Objectives: The first objective is to determine if resonance can be accurately assessed via the use of teleconferencing. The second objective is to determine if paraprofessionals in Managua who have been trained as 'speech technicians' can accurately rate participant's speech resonance as hyponasal, hypernasal or considered within normal limits. The hypothesis of this study proposes that, when compared to objective nasometry measures, perceptual assessment of resonance will be accurately rated by speech pathologist via teleconferencing with inter-rater agreement of 80% for Baltimore SLP raters and 60% for Managuan 'speech technicians' raters.

Methods: Ten Spanish speaking children were selected by the APROQUEN team in Managua.
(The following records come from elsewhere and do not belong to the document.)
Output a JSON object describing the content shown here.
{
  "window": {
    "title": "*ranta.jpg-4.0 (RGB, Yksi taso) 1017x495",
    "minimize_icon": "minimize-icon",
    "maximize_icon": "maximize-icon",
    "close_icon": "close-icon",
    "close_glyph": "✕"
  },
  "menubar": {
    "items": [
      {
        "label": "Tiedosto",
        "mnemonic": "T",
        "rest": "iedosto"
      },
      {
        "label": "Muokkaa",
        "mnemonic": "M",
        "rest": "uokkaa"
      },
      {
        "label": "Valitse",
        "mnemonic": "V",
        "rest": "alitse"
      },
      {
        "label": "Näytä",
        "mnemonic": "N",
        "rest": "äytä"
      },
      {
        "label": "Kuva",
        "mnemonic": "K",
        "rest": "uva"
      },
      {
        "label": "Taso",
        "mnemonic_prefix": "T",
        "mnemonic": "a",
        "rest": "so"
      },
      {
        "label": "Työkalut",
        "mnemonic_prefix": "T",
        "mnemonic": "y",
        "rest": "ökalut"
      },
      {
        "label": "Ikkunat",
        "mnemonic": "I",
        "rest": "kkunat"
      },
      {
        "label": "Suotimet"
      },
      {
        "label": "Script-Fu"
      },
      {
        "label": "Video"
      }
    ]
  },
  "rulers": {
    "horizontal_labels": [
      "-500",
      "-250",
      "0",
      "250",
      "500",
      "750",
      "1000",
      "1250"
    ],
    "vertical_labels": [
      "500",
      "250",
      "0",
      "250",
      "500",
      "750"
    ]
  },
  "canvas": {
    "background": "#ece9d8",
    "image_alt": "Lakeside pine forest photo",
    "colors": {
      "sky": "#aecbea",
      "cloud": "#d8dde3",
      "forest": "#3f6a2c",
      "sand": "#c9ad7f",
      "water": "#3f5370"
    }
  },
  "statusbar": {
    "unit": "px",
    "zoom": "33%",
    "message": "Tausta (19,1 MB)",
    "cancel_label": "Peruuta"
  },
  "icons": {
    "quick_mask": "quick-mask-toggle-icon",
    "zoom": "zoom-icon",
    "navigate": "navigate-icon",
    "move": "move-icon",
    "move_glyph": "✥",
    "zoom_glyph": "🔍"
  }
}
Children read or repeated sentences with nasal and high pressure oral consonants. Perceptual ratings of Spanish speaking children were made by the team in Managua. Video and objective measures were sent to a research assistant in Baltimore where samples were randomized and 2 blinded Baltimore SLPs rated the nasality of the participants. Findings were then compared for intra- and inter-rater reliability between and among SLPs in Baltimore, paraprofessional team in Managua, and between clinicians/team and objective nasometry measures.

Conclusion: The hypothesis of this research was supported indicating that teleconferencing is a reliable method for assessing resonance in underserved areas. This study also indicated briefly that training paraprofessional staff in resonance disorders related to cleft palate could be a viable solution to the lack of post surgical speech treatment. This pilot study demonstrated that the use of video teleconferencing to perceptually assess for hypernasality can be used to collect additional data and improve outcomes in this population. Future research continues to gather data on the effectiveness of paraprofessional staff acting as primary providers of speech-language assessment and intervention of children who are pre/post-cleft lip and palate reconstruction. The hope of this research is to develop a curriculum based on the project completed in Managua for future replication in additional underserved locations.